Are there any biblical examples about how we can do this and any biblical mandates about how we do this? So worship first and foremost for God. But as I'm preparing worship that way, I can never lose sight of these two realities. The worship experience always shapes and teaches believers, and the worship service in some ways is the window into the church. It's the first thing that unbelievers will see typically in the life of a church, sadly, because I think there's something they should see before that, which is an unbelieving friend who's built a relationship with them. But often it's the case that the worship service is the first thing they see. The worship service. Then first for God. But I'm always thinking about how is this service going to shape believers, How is it going to teach, and what would an unbeliever think if they came in here? And at least I needed mindful of this. I'm I'm a I don't know if you've ever seen this this kind of a continuum where over here you have seeker. Driven ministry. And over here you have seeker hostile ministry. And then maybe in between, we could have something called seeker insensitive and seeker sensitive. And actually, what I'm calling for in terms of the worship service here is not seeker driven, but seeker sensitive. That's my personal conviction. I don't want to turn the worship experience of the believing community into an evangelism outreach. Primarily it's for God first, but it is also necessary to be mindful and not oblivious to the needs of an unbeliever. My wife was great for me in this regard. I'm gifted as a teacher, not as an evangelist, so I always need a kick in the pants to be faithful to the whole of ministry.

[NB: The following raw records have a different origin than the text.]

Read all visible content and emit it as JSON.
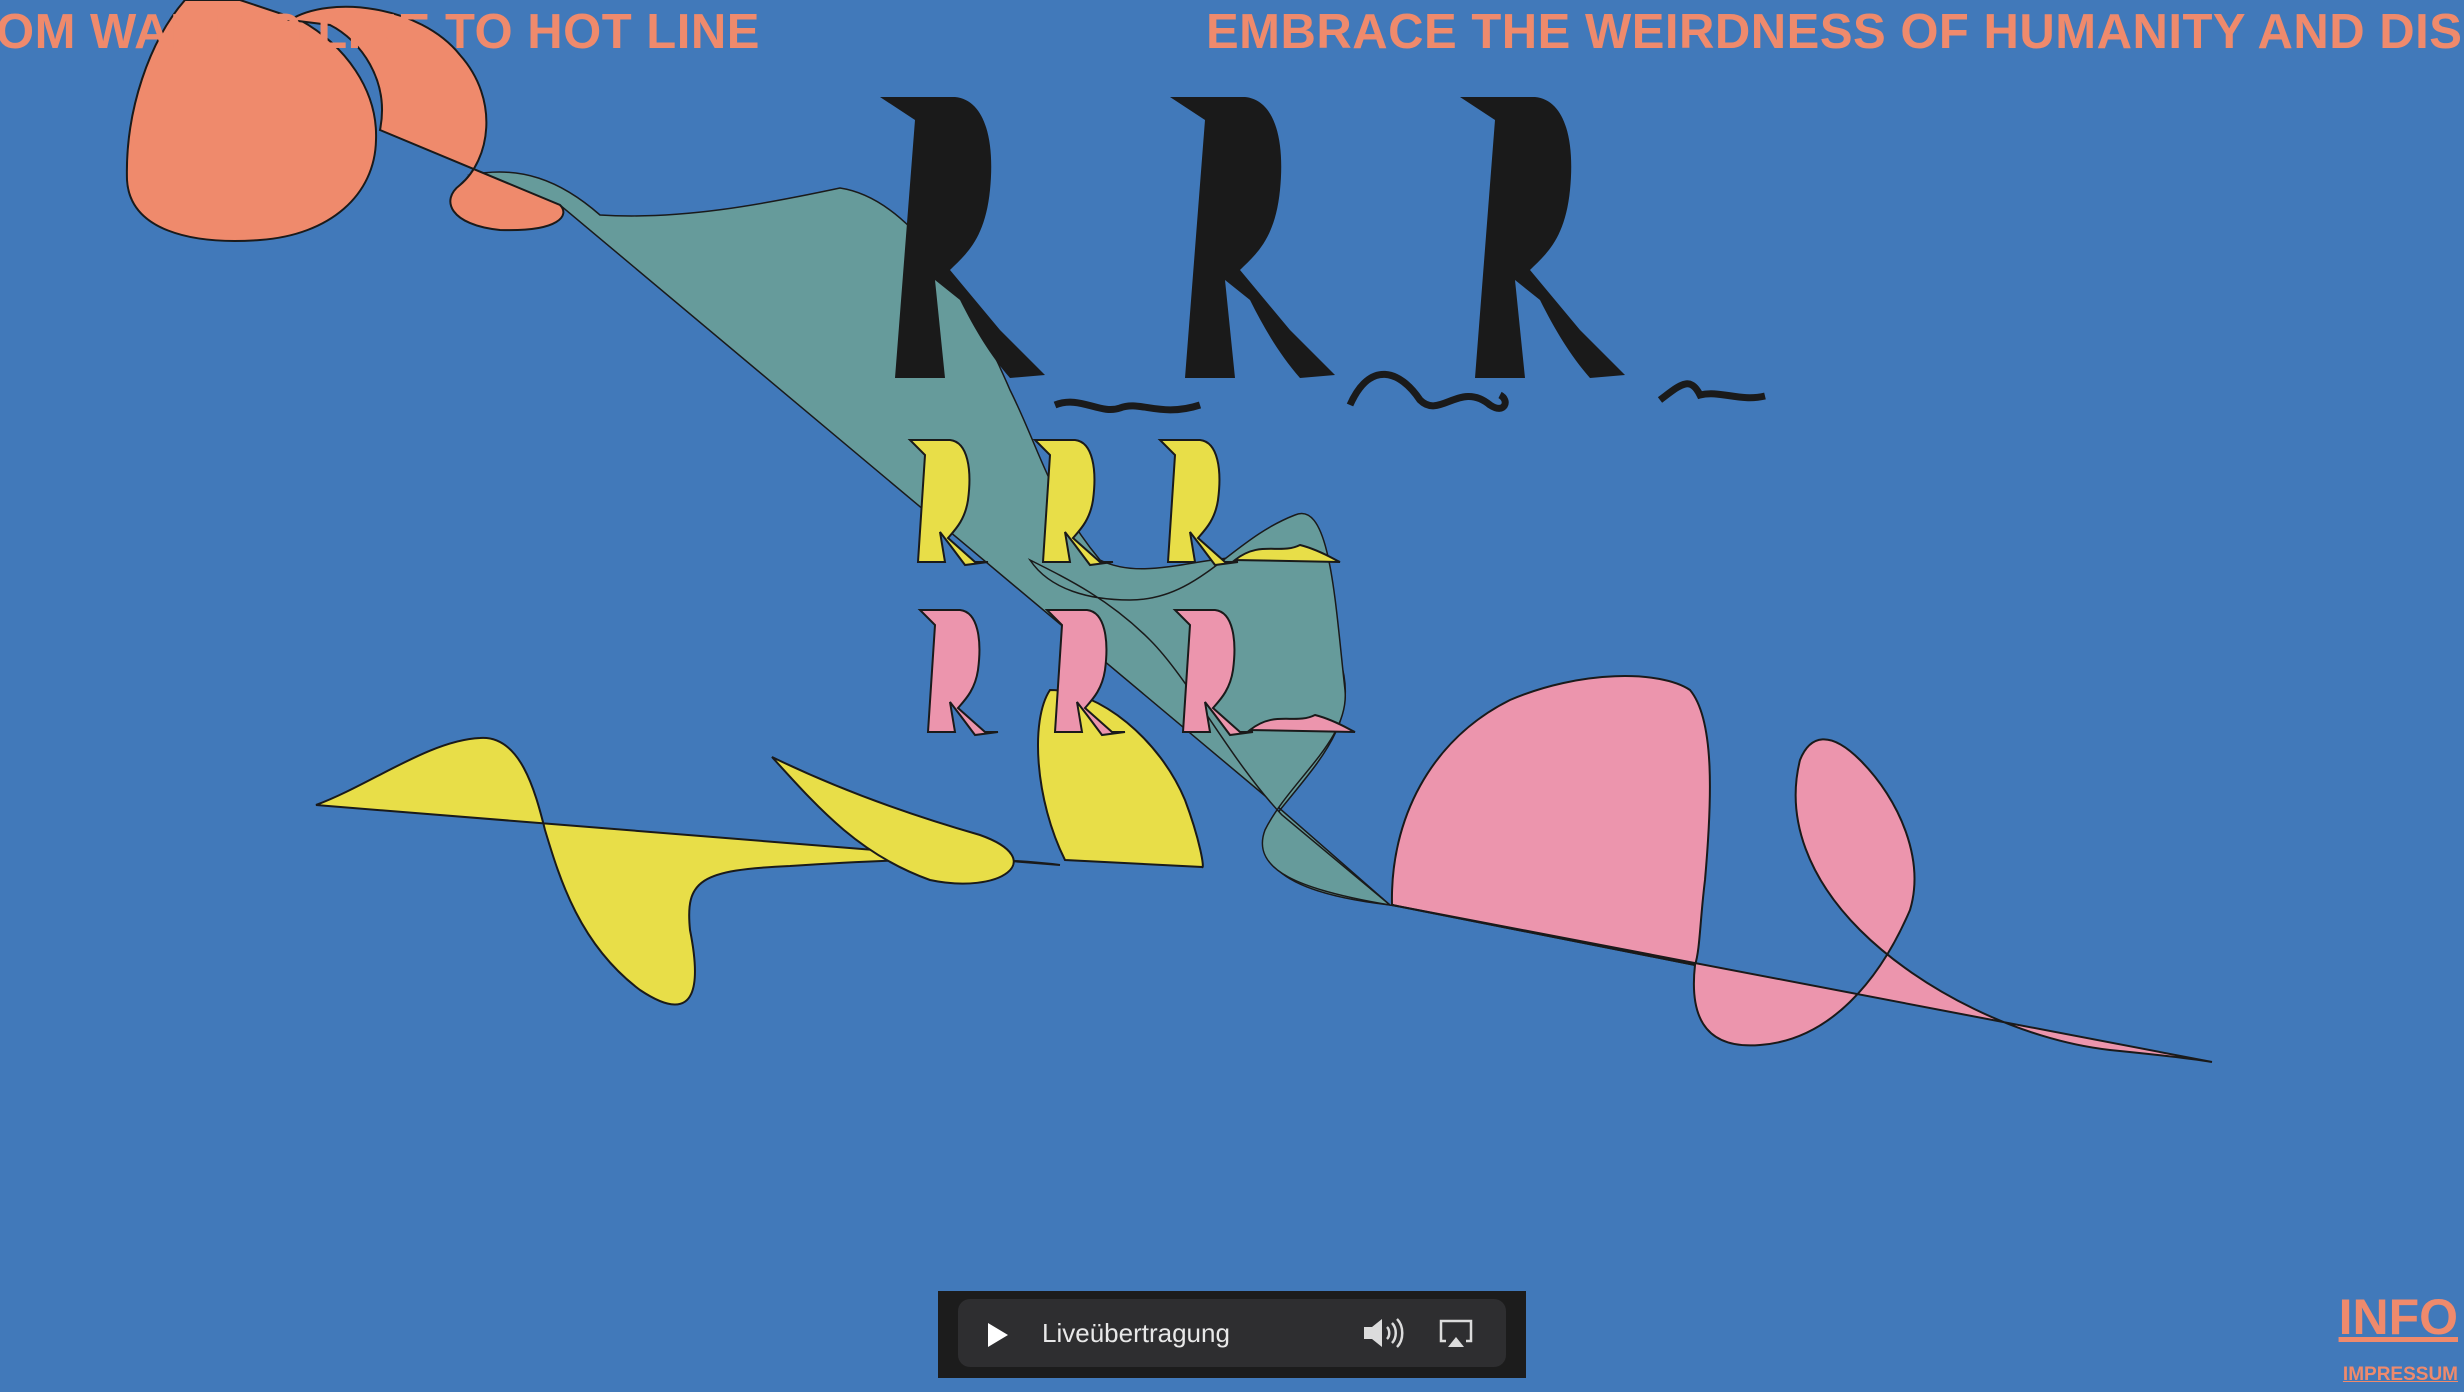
{
  "ticker": {
    "left_text": "OM WAITING LINE TO HOT LINE",
    "right_text": "EMBRACE THE WEIRDNESS OF HUMANITY AND DISM"
  },
  "logo": {
    "text": "RRR"
  },
  "player": {
    "live_label": "Liveübertragung",
    "play_icon": "play-icon",
    "volume_icon": "volume-icon",
    "airplay_icon": "airplay-icon"
  },
  "footer": {
    "info_label": "INFO",
    "impressum_label": "IMPRESSUM"
  },
  "colors": {
    "background": "#4179ba",
    "salmon": "#ef8a6c",
    "teal": "#669b9b",
    "yellow": "#e8de48",
    "pink": "#ec95ad",
    "black": "#1a1a1a"
  }
}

And like Timothy, I need a reminder. Timothy, do the work of an evangelist because it doesn't come naturally. So I would preach, and when I preached, often my preaching would just become teaching. And the very often, in fact, I over the years, I preach with an overhead like this, but my wife would sometimes on the drive home, wives are great for this. On the drive home from church, you know, you're feeling really good about the message and your wife says, So Gary, what if there were an unbeliever in there today? What would they have done with your message? What would it have meant to them? And at least it made me mindful of the fact. That's right. Almost certainly there is an unbeliever somewhere in the midst. And can I at least address them in some way? In some way? Not that I'm going to recast the total worship experience to make it evangelism, but they overlap similarly. Maybe I'm a youth pastor and I send my kids out on a short term mission. Well, I could say that's a part of our evangelistic commitment, and it is. But probably as a youth pastor, I have an ulterior motive. And I know that by sending my youth out, this is going to shape them. It's going to teach them. In fact, that's probably the best thing that's going to result is my youth will be trained as disciples of Jesus. They'll be taught the faith by going out and sharing it, and it will be an act of worship as they do so. Overlapping spheres for the most part. However, as we think about our time together in this class, we're focusing on this sphere. And I'm considering one of the essential tasks of the church. Not peripheral, not auxiliary, not luxury. It's essential flows directly from the Great Commission, which flows from our commitment to the Ministry of Reconciliation, which flows to the commitment to glorify God in our lives.